Apparently United Airlines CEO Oscar Munoz paid visits to Japanese and Chinese consumes this week in the aftermath of the UA 3411 controversy.
Although United has thus far not responded for my request for comment, I’m told that Munoz visited Japanese and Chinese consulates to commit “to more outreach” in Asian markets and to “address the negative customer response” seen in the region since the UA3411 incident.
Wait! Wasn’t Dr. David Dao a Vietnamese-American?
If you’re asking yourself, wait…isn’t Dr. David Dao (the passenger dragged off the flight) a Vietnamese-American, you’d be correct.
But perception is reality.
Dr. Dao was Asian. In the eyes of many, that adds an element of race to this issue. In China, the incident soon became the top trending item on Weibo (China’s Twitter equivalent). The Global Times, a mouthpiece for the People’s Republic, has also weighed in with an editorial on the matter.
The original article is here. I used Google Translate and the translation is far from satisfying, but it will have to do here.
Three sections of the article I want to draw attention. First, the lead sentence, which lays out the slant of the article with immediate emphasis on his Asian heritage–
An Asian passenger at Chicago airport was forced from the United Airlines flight.

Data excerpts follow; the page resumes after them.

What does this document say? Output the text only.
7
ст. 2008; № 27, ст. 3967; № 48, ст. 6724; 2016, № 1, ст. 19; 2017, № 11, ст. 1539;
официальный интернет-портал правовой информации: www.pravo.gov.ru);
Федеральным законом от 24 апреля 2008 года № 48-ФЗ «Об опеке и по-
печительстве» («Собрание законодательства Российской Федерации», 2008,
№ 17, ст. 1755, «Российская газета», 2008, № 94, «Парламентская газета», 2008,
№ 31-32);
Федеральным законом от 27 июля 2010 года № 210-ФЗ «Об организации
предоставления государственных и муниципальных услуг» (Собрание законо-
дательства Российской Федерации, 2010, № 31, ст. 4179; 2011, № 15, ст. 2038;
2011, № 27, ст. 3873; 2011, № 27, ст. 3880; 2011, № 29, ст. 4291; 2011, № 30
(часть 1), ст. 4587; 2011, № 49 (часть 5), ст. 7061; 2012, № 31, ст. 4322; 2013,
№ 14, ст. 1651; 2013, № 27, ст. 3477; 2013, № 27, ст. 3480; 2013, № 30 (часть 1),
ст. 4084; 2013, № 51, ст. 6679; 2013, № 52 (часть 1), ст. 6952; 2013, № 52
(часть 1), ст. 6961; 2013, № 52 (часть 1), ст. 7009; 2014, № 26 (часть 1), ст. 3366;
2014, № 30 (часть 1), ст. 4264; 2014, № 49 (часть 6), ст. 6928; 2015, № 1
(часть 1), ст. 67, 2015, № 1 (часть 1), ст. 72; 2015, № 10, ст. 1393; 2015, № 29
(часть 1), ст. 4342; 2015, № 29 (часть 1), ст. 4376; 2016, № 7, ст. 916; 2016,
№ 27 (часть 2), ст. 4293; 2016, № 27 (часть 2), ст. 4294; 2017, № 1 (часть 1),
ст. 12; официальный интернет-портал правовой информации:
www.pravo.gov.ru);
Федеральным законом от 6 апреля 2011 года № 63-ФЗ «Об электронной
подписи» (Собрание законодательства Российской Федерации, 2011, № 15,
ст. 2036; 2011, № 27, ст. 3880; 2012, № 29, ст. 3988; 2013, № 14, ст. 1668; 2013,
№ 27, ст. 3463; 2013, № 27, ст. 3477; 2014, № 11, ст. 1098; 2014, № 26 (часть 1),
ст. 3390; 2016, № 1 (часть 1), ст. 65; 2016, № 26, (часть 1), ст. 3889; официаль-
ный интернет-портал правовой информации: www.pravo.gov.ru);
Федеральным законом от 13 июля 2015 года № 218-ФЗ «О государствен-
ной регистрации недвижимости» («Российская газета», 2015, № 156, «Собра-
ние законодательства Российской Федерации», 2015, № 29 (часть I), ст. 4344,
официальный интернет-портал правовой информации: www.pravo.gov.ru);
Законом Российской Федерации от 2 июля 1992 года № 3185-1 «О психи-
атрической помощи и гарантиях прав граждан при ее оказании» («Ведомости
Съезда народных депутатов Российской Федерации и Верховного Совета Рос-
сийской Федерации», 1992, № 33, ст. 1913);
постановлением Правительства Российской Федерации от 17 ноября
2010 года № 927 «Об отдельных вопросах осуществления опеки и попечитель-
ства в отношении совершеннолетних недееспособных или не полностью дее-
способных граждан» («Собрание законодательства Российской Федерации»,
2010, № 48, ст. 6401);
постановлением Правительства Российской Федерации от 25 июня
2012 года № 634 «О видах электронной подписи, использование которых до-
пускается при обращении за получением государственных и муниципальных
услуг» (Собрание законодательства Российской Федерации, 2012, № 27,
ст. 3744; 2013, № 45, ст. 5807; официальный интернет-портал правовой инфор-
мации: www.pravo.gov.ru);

Second, a general smearing of U.S. law enforcement, suggesting they deliberately target ethnic minorities–
The US police are generally strong, which encourages law enforcement officials to exercise their authority in accordance with the prescribed limits. Police have repeatedly resorted to the use of force against ethnic minority suspects to cause disputes, but the police won the majority of litigation.

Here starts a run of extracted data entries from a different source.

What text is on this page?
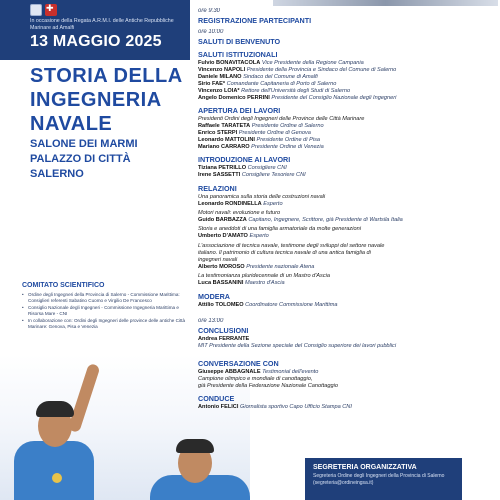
✚
In occasione della Regata A.R.M.I. delle Antiche Repubbliche Marinare ad Amalfi
13 MAGGIO 2025
STORIA DELLA
INGEGNERIA
NAVALE
SALONE DEI MARMI
PALAZZO DI CITTÀ
SALERNO
COMITATO SCIENTIFICO
• Ordine degli Ingegneri della Provincia di Salerno - Commissione Marittima: Consiglieri referenti Sabatino Cuomo e Virgilio De Francesco
• Consiglio Nazionale degli Ingegneri - Commissione Ingegneria Marittima e Risorsa Mare - CNI
• In collaborazione con: Ordini degli Ingegneri delle province delle antiche Città Marinare: Genova, Pisa e Venezia
ore 9:30
REGISTRAZIONE PARTECIPANTI
ore 10:00
SALUTI DI BENVENUTO
SALUTI ISTITUZIONALI
Fulvio BONAVITACOLA Vice Presidente della Regione Campania
Vincenzo NAPOLI Presidente della Provincia e Sindaco del Comune di Salerno
Daniele MILANO Sindaco del Comune di Amalfi
Sirio FAÈ* Comandante Capitaneria di Porto di Salerno
Vincenzo LOIA* Rettore dell'Università degli Studi di Salerno
Angelo Domenico PERRINI Presidente del Consiglio Nazionale degli Ingegneri
APERTURA DEI LAVORI
Presidenti Ordini degli Ingegneri delle Province delle Città Marinare
Raffaele TARATETA Presidente Ordine di Salerno
Enrico STERPI Presidente Ordine di Genova
Leonardo MATTOLINI Presidente Ordine di Pisa
Mariano CARRARO Presidente Ordine di Venezia
INTRODUZIONE AI LAVORI
Tiziana PETRILLO Consigliere CNI
Irene SASSETTI Consigliere Tesoriere CNI
RELAZIONI
Una panoramica sulla storia delle costruzioni navali
Leonardo RONDINELLA Esperto
Motori navali: evoluzione e futuro
Guido BARBAZZA Capitano, Ingegnere, Scrittore, già Presidente di Wartsila Italia
Storia e aneddoti di una famiglia armatoriale da molte generazioni
Umberto D'AMATO Esperto
L'associazione di tecnica navale, testimone degli sviluppi del settore navale
italiano. Il patrimonio di cultura tecnica navale di una antica famiglia di
ingegneri navali
Alberto MOROSO Presidente nazionale Atena
La testimonianza pluridecennale di un Mastro d'Ascia
Luca BASSANINI Maestro d'Ascia
MODERA
Attilio TOLOMEO Coordinatore Commissione Marittima
ore 13:00
CONCLUSIONI
Andrea FERRANTE
MIT Presidente della Sezione speciale del Consiglio superiore dei lavori pubblici
CONVERSAZIONE CON
Giuseppe ABBAGNALE Testimonial dell'evento
Campione olimpico e mondiale di canottaggio,
già Presidente della Federazione Nazionale Canottaggio
CONDUCE
Antonio FELICI Giornalista sportivo Capo Ufficio Stampa CNI
SEGRETERIA ORGANIZZATIVA
Segreteria Ordine degli Ingegneri della Provincia di Salerno (segreteria@ordineingsa.it)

Third, the last paragraph of the editorial–
What is the identity of the Asian identity of the victims in the public opinion on the subtle influence of the play, or the merits of the United States in the law is indeed a lot of ambiguity? We believe that the debate will last for a few days, the rights of the user should be how to protect the vehicle, which is the United States and the world’s problems.
If I am reading this correctly, the insinuation is that Asian are treated differently by law enforcement in the USA and that, ergo, this would not have occurred to others. Further, the general public treats Asians poorly.
I am not going to sit from the seat of my “WASP” privilege and argue whether the editorial is valid or not. Whether valid or not, the United apologia tour seems like a necessary step in light of Chinese reaction to the passenger dragging incident.